第52話 ほんとにこれは撮影なのかな?



「では撮影始めましょうか? よろしいですか? 」


 緊張して待っている俺にそう声が聞こえてきた。俺は今コウさんとふたり海辺でふたり手を繋いで撮影が始まるのを待っている。俺が緊張して待っているのが触れている手からもきっと分かっているだろうコウさん。だからか


「ソウくん大丈夫。撮影なんだって思わなくていいから。いつも私と一緒にいる感じでいてくれるだけでいいよ。それと……周りに人が多く居るけれどさ。せっかくふたりで遊べるんだからしっかり遊んじゃおう! 」


 とその言葉がまさに撮影なんてどうでもいいよ、ふたりで遊ぼうなんて言ってるように聞こえてくる。そんなコウさんがおかしくて


「ああ、そうだね。今日はコウさんを一杯撮ろうかなあ。そう言えば俺コウさんの写真さえ撮ったことなかったなあ……いつも目の前で見れているからあんまり撮りたいって思わなかったな」


 とコウさんに答えると


「なら一杯撮ってよ。でもね、私としてはビデオカメラなんかで撮られるよりソウくんの目で撮ってくれる方が嬉しいんだよ。それは分かっててね」


 と俺に微笑みながらそう告げてきたのだった。




 撮影が始まると俺たちはまず浜辺をふたり歩いてみた。コウさんは俺の腕にしがみつき笑いながら寄り添っていた。そんなコウさん、いつもと同じだよなと思うんだけど撮影? ビデオカメラ越しに見るコウさんがとても輝いて見えるのはなんだろう? と不思議に思ってしまう。


「ソウくんどうしたの? 」


 すこしキョトンとした顔で俺を見るコウさん。


「いやいつもとなにも変わらないコウさんなはずなのに……すごく輝いて見えるなあって」


 と俺がいうと


「うーん、どうなんだろね? ビデオカメラ越しのせい? でもどんな理由であってもソウくんに気に入ってもらえる私なら何でも良いよ」


 と言った後コウさんは俺の手を掴み今度は走り出した。


「さて、ふたり楽しんで撮影しよう! 撮影されててもふたりの時間は無くならないよ! 」


 なんて言うコウさん。俺も周りを気にしてばっかりじゃ駄目だな。コウさんだけ見ていようとそれからはふたりの時間を楽しむことに思考を変えることにした。




 それからはコウさんを撮りまくった。


 浜辺で髪をかきあげるコウさん。

 そんな仕草をしながら微笑むコウさん。

 海へと足をつけてはしゃぐコウさん。

 俺に水をかけてくる悪戯なコウさん。

 光を浴びてきれいに輝いて見えるコウさん。

 たまにふたりで映ったりしてはしゃぐコウさん。



 そしてそんなコウさんを撮っていて疲れたのか足がもつれてしまう俺。それを助けようとしたコウさんとともに海に倒れ込み浸かってしまうふたり。

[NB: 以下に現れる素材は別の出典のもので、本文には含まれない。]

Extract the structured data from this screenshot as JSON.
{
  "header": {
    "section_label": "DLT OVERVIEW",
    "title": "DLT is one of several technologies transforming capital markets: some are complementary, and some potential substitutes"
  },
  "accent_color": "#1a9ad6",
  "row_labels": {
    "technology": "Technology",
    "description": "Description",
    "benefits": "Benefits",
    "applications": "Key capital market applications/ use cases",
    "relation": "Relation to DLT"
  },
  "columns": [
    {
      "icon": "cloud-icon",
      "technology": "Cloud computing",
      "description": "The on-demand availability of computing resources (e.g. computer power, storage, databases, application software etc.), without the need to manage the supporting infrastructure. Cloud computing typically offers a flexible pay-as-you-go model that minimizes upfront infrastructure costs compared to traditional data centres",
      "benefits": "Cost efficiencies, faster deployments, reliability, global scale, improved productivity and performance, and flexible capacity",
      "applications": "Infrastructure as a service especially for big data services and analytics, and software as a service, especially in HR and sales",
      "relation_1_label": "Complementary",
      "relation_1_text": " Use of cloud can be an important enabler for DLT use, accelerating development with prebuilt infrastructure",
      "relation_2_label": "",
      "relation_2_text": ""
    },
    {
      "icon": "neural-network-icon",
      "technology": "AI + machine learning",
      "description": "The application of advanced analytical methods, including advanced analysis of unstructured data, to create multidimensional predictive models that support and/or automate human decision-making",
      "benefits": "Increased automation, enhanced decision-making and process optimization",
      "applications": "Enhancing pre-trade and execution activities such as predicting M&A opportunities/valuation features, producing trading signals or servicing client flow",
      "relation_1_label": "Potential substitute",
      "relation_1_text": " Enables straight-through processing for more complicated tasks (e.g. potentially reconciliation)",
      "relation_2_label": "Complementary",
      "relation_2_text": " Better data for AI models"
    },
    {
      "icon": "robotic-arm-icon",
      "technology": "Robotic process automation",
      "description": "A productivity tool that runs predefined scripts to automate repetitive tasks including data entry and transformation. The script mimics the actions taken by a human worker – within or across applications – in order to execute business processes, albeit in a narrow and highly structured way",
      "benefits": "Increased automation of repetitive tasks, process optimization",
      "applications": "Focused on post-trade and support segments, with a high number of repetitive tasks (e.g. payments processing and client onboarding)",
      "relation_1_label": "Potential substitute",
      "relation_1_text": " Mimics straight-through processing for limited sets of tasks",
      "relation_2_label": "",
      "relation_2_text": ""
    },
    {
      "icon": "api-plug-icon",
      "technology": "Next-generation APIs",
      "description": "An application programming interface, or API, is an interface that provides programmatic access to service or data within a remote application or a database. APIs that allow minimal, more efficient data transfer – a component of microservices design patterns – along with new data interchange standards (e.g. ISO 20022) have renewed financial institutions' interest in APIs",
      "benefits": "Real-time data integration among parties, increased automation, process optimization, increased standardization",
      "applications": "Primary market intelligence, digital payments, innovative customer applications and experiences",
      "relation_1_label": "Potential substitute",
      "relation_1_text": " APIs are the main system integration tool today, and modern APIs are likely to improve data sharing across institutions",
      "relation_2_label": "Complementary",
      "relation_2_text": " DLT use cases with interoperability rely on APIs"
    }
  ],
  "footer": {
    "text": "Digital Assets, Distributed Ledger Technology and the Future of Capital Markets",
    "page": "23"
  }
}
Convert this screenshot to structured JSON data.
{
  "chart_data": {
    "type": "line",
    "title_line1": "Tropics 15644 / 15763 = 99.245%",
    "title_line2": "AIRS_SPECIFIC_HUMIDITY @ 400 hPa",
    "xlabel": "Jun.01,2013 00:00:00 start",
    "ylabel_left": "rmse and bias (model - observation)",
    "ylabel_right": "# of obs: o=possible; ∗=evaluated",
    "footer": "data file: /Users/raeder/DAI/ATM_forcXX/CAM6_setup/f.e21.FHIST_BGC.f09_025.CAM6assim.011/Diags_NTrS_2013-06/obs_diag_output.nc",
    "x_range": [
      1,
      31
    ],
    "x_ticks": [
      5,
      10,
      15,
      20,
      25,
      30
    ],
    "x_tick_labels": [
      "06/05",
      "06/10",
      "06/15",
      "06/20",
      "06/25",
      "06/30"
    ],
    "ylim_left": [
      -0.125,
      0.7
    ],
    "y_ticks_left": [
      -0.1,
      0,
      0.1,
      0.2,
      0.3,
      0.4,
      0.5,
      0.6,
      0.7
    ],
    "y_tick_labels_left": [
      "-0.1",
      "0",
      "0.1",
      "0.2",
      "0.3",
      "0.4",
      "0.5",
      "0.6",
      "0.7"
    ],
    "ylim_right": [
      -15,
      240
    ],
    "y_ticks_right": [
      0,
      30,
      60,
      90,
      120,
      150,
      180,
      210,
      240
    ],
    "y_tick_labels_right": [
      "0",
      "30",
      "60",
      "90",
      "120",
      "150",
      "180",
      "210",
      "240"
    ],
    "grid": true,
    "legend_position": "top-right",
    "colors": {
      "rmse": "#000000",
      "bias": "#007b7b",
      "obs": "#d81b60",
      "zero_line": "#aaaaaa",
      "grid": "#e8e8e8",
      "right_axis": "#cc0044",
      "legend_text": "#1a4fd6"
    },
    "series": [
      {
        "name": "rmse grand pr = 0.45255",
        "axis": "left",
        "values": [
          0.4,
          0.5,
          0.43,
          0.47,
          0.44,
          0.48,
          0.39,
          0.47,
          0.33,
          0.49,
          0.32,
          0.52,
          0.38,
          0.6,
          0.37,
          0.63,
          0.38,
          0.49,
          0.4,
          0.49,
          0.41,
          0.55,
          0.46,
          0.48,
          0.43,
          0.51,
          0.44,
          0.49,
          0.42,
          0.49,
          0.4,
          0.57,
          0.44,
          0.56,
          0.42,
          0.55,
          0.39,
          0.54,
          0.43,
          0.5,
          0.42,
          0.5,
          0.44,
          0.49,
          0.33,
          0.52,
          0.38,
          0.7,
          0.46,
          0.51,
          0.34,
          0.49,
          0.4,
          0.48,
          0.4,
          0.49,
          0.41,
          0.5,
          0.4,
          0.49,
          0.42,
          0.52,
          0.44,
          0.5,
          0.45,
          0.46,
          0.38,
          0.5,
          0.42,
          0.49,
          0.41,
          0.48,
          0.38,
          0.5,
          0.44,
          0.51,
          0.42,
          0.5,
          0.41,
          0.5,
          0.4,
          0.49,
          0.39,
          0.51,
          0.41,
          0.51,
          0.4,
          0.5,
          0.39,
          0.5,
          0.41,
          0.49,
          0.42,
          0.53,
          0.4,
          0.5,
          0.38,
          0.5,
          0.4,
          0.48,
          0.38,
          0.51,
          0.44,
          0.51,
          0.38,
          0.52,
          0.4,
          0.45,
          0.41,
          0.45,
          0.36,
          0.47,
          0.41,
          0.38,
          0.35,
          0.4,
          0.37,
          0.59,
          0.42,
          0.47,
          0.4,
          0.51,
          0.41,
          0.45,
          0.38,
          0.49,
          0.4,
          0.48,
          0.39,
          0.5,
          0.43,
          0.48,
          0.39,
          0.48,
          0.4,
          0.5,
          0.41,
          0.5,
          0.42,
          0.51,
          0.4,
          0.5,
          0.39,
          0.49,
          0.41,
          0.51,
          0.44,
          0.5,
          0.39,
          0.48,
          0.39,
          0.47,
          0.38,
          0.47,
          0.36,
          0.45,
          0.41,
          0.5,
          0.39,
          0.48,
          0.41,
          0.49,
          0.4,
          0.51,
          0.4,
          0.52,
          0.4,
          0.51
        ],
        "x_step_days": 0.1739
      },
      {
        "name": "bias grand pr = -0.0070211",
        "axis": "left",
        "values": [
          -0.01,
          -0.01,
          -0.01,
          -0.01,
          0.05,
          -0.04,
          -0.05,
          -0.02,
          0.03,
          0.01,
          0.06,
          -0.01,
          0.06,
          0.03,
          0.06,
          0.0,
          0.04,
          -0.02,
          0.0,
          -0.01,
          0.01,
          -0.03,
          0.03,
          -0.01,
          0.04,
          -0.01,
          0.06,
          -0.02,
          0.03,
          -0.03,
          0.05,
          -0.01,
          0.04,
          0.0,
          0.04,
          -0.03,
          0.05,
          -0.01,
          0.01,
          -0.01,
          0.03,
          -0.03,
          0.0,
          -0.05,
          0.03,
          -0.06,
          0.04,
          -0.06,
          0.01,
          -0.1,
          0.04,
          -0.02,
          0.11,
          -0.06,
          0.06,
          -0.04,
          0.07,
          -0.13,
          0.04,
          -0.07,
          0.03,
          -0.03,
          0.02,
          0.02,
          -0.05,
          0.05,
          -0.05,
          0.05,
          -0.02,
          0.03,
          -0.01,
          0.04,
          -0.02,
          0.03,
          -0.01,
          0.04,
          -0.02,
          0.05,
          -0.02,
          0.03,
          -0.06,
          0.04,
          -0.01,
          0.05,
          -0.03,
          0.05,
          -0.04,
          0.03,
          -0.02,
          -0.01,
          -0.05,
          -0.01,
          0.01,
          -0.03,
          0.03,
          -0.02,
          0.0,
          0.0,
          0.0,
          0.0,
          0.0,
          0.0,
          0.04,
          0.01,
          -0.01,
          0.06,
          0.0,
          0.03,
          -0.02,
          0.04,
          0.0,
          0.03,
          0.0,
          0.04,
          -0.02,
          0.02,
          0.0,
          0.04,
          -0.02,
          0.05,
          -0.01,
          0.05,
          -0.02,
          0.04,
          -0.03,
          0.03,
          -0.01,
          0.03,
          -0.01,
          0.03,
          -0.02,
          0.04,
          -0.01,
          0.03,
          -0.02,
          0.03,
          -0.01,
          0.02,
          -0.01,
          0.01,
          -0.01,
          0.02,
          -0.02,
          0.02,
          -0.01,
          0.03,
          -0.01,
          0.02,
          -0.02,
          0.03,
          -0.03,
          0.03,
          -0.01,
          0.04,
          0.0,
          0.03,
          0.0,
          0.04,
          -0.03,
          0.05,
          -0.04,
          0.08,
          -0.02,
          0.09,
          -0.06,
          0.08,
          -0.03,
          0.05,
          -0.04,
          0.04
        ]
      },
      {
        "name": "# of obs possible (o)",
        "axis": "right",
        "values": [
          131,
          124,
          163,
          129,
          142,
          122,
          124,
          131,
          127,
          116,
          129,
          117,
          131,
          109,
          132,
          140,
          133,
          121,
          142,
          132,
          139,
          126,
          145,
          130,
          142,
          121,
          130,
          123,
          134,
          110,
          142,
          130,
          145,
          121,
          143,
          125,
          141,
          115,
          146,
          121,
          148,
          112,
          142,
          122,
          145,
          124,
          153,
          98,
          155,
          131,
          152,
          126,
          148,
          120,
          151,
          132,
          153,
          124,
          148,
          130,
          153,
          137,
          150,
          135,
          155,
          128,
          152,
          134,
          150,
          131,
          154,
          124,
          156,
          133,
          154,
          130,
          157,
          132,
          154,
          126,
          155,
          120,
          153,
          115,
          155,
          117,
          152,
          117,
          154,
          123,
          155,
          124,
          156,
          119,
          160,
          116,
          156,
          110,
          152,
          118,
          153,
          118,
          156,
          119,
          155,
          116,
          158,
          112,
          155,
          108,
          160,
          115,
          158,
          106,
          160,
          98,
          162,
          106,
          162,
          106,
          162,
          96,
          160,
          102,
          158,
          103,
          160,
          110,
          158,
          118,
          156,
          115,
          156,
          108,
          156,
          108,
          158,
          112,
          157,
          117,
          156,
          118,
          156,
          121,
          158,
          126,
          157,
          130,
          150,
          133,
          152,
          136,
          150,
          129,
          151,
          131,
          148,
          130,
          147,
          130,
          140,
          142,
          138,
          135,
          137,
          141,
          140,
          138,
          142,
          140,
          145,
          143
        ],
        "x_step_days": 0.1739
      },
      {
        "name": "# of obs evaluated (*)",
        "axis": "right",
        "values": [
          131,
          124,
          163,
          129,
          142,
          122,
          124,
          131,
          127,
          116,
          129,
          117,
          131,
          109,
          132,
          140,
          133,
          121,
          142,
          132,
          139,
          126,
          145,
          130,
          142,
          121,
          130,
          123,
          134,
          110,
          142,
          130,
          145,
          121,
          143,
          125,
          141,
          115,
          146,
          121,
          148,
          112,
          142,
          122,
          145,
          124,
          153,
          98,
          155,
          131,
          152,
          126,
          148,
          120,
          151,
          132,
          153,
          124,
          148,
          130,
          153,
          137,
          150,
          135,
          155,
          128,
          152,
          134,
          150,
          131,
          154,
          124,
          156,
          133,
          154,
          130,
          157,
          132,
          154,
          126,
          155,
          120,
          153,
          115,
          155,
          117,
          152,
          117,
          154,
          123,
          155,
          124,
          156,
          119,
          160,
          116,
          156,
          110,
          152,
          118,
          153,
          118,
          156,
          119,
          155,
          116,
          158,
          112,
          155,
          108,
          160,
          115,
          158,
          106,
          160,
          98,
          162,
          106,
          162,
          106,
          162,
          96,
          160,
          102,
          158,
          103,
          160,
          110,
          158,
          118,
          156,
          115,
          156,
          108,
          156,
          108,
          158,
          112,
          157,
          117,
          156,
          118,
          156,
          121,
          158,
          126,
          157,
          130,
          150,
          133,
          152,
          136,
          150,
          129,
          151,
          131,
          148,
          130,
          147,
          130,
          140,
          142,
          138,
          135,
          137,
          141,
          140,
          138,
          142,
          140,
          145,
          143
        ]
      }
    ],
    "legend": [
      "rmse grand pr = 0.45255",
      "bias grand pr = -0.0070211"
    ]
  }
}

 俺たちは顔を見合わせ笑ってしまう。そして俺にしっかりと抱きついてきて


「ソウくん楽しいね。やっぱり一緒に居ることが一番だよ。ひとりじゃこんなに楽しくないもん。撮影でもこんなの初めてかもしれない。ソウくん大好きだよ」


 そう言ってくれるコウさん。撮影当初以外は周りを気にすることもなくなったふたり。そんな時間を撮影終了まで過ごしたのだった。